Publié le 27 septembre 2023 21h00. Le gouvernement britannique a annoncé une garantie de prêt de 1,5 milliard de livres sterling (environ 1,7 milliard d’euros) pour soutenir Jaguar Land Rover (JLR) et ses fournisseurs, alors que le constructeur automobile est toujours à l’arrêt suite à une cyberattaque.
- Une garantie de prêt de 1,5 milliard de livres sterling a été accordée à JLR pour soutenir sa chaîne d’approvisionnement.
- La production de JLR est interrompue depuis fin août suite à une cyberattaque.
- Des milliers d’emplois dans les West Midlands, le Merseyside et à travers le Royaume-Uni sont potentiellement menacés.
Londres – Face à une crise persistante chez Jaguar Land Rover, le gouvernement britannique intervient pour prévenir un effondrement de sa vaste chaîne d’approvisionnement. L’annonce d’une garantie de prêt de 1,5 milliard de livres sterling vise à stabiliser les fournisseurs, en particulier les petites entreprises, confrontées à des difficultés financières suite à l’arrêt de la production.

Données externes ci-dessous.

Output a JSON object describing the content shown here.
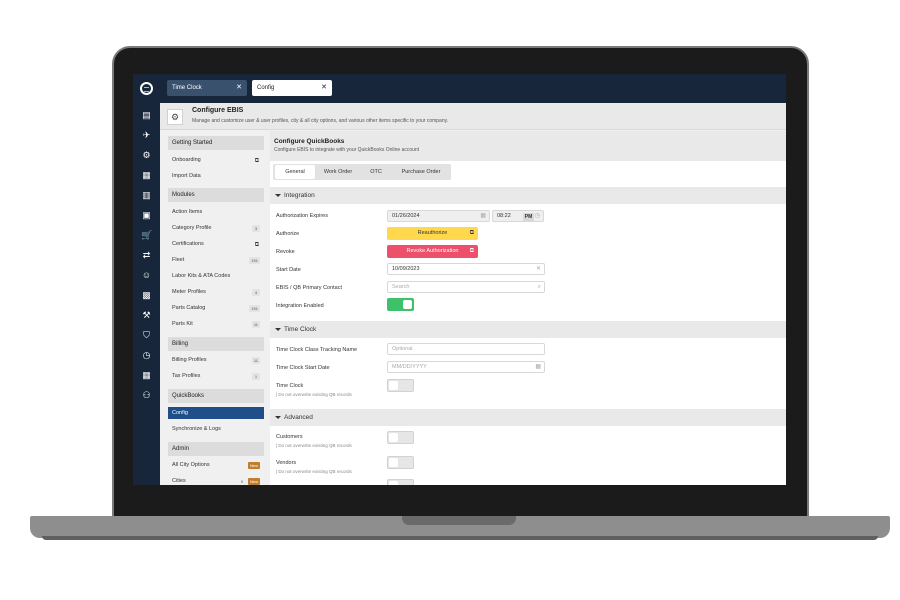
{
  "tabs": [
    {
      "label": "Time Clock",
      "active": false
    },
    {
      "label": "Config",
      "active": true
    }
  ],
  "header": {
    "title": "Configure EBIS",
    "subtitle": "Manage and customize user & user profiles, city & all city options, and various other items specific to your company."
  },
  "sidebar": {
    "sections": [
      {
        "label": "Getting Started",
        "items": [
          {
            "label": "Onboarding",
            "badge": "",
            "external": true
          },
          {
            "label": "Import Data",
            "badge": "",
            "external": false
          }
        ]
      },
      {
        "label": "Modules",
        "items": [
          {
            "label": "Action Items",
            "badge": "",
            "external": false
          },
          {
            "label": "Category Profile",
            "badge": "3",
            "external": false
          },
          {
            "label": "Certifications",
            "badge": "",
            "external": true
          },
          {
            "label": "Fleet",
            "badge": "151",
            "external": false
          },
          {
            "label": "Labor Kits & ATA Codes",
            "badge": "",
            "external": false
          },
          {
            "label": "Meter Profiles",
            "badge": "4",
            "external": false
          },
          {
            "label": "Parts Catalog",
            "badge": "151",
            "external": false
          },
          {
            "label": "Parts Kit",
            "badge": "11",
            "external": false
          }
        ]
      },
      {
        "label": "Billing",
        "items": [
          {
            "label": "Billing Profiles",
            "badge": "11",
            "external": false
          },
          {
            "label": "Tax Profiles",
            "badge": "1",
            "external": false
          }
        ]
      },
      {
        "label": "QuickBooks",
        "items": [
          {
            "label": "Config",
            "badge": "",
            "external": false,
            "active": true
          },
          {
            "label": "Synchronize & Logs",
            "badge": "",
            "external": false
          }
        ]
      },
      {
        "label": "Admin",
        "items": [
          {
            "label": "All City Options",
            "badge": "New",
            "external": false
          },
          {
            "label": "Cities",
            "badge": "0",
            "badge2": "New",
            "external": false
          }
        ]
      }
    ]
  },
  "main": {
    "title": "Configure QuickBooks",
    "subtitle": "Configure EBIS to integrate with your QuickBooks Online account",
    "subtabs": [
      "General",
      "Work Order",
      "OTC",
      "Purchase Order"
    ],
    "integration": {
      "heading": "Integration",
      "auth_expires_label": "Authorization Expires",
      "auth_expires_date": "01/26/2024",
      "auth_expires_time": "08:22",
      "auth_expires_ampm": "PM",
      "authorize_label": "Authorize",
      "reauthorize_button": "Reauthorize",
      "revoke_label": "Revoke",
      "revoke_button": "Revoke Authorization",
      "start_date_label": "Start Date",
      "start_date_value": "10/09/2023",
      "primary_contact_label": "EBIS / QB Primary Contact",
      "primary_contact_placeholder": "Search",
      "integration_enabled_label": "Integration Enabled",
      "integration_enabled": true
    },
    "time_clock": {
      "heading": "Time Clock",
      "class_tracking_label": "Time Clock Class Tracking Name",
      "class_tracking_placeholder": "Optional",
      "start_date_label": "Time Clock Start Date",
      "start_date_placeholder": "MM/DD/YYYY",
      "time_clock_label": "Time Clock",
      "time_clock_note": "Do not overwrite existing QB records",
      "time_clock_enabled": false
    },
    "advanced": {
      "heading": "Advanced",
      "customers_label": "Customers",
      "customers_note": "Do not overwrite existing QB records",
      "vendors_label": "Vendors",
      "vendors_note": "Do not overwrite existing QB records"
    }
  },
  "colors": {
    "rail": "#17263a",
    "accent_active": "#1f4e89",
    "reauthorize": "#ffd84d",
    "revoke": "#ee4f6a",
    "toggle_on": "#3dc26b"
  }
}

Le secrétaire aux Affaires, Peter Kyle, a souligné l’importance de cette mesure pour la sauvegarde de l’emploi. « Après notre action décisive, cette garantie de prêt aidera à soutenir la chaîne d’approvisionnement et à protéger les emplois qualifiés dans les West Midlands, le Merseyside et dans tout le Royaume-Uni », a-t-il déclaré.

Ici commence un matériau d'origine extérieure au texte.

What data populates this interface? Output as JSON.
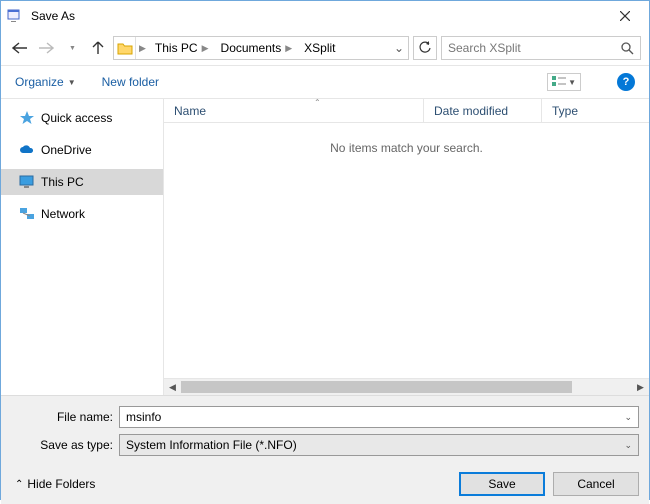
{
  "title": "Save As",
  "breadcrumb": [
    "This PC",
    "Documents",
    "XSplit"
  ],
  "search_placeholder": "Search XSplit",
  "toolbar": {
    "organize": "Organize",
    "new_folder": "New folder"
  },
  "sidebar": {
    "items": [
      {
        "label": "Quick access"
      },
      {
        "label": "OneDrive"
      },
      {
        "label": "This PC"
      },
      {
        "label": "Network"
      }
    ]
  },
  "columns": {
    "name": "Name",
    "date": "Date modified",
    "type": "Type"
  },
  "empty_message": "No items match your search.",
  "filename_label": "File name:",
  "filename_value": "msinfo",
  "filetype_label": "Save as type:",
  "filetype_value": "System Information File (*.NFO)",
  "hide_folders": "Hide Folders",
  "save": "Save",
  "cancel": "Cancel"
}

JLR a été victime d’une cyberattaque le 31 août, revendiquée par un groupe se faisant appeler Scattered $ Hunters, déjà responsable de plusieurs attaques contre des enseignes de la grande distribution, dont Marks & Spencer et Co-op. Plusieurs attaques de haut niveau ont été attribuées à ce groupe.
L’arrêt de la production, qui dure depuis plusieurs semaines, a entraîné une cessation des commandes auprès des 700 fournisseurs de JLR. Selon un comité parlementaire, certains de ces fournisseurs, notamment les plus petites structures, pourraient se retrouver en faillite dans les jours à venir. Des représentants de ces entreprises ont indiqué qu’elles n’avaient plus qu’une semaine de trésorerie disponible. L’interruption des opérations coûte à JLR au moins 50 millions de livres sterling par semaine, selon les estimations.
Le prêt, accordé via la Garantie de développement des exportations (EDG), un mécanisme de soutien financier aux entreprises britanniques exportatrices, sera remboursé par JLR sur cinq ans. Il permettra au constructeur de renforcer ses réserves de trésorerie et de régler les paiements en souffrance envers ses fournisseurs.
L’opposition a salué l’intervention du gouvernement, tout en soulignant sa lenteur. La chancelière Rachel Reeves a déclaré : « Aujourd’hui, nous protégeons des milliers de ces emplois avec jusqu’à 1,5 milliard de livres sterling en finance privée supplémentaire, les aidant à soutenir leur chaîne d’approvisionnement et à protéger une partie vitale de l’industrie des voitures britanniques. » Andrew Griffith, secrétaire aux Affaires de l’ombre, a toutefois estimé que le gouvernement « a mis trop de temps à réagir » et a plaidé pour la mise en place d’un programme de cyber-réassurance pour les entreprises britanniques. Sarah Olney, porte-parole libérale-démocrate, a également critiqué la lenteur de l’action gouvernementale et a suggéré la possibilité d’un dispositif de congé pour les travailleurs affectés.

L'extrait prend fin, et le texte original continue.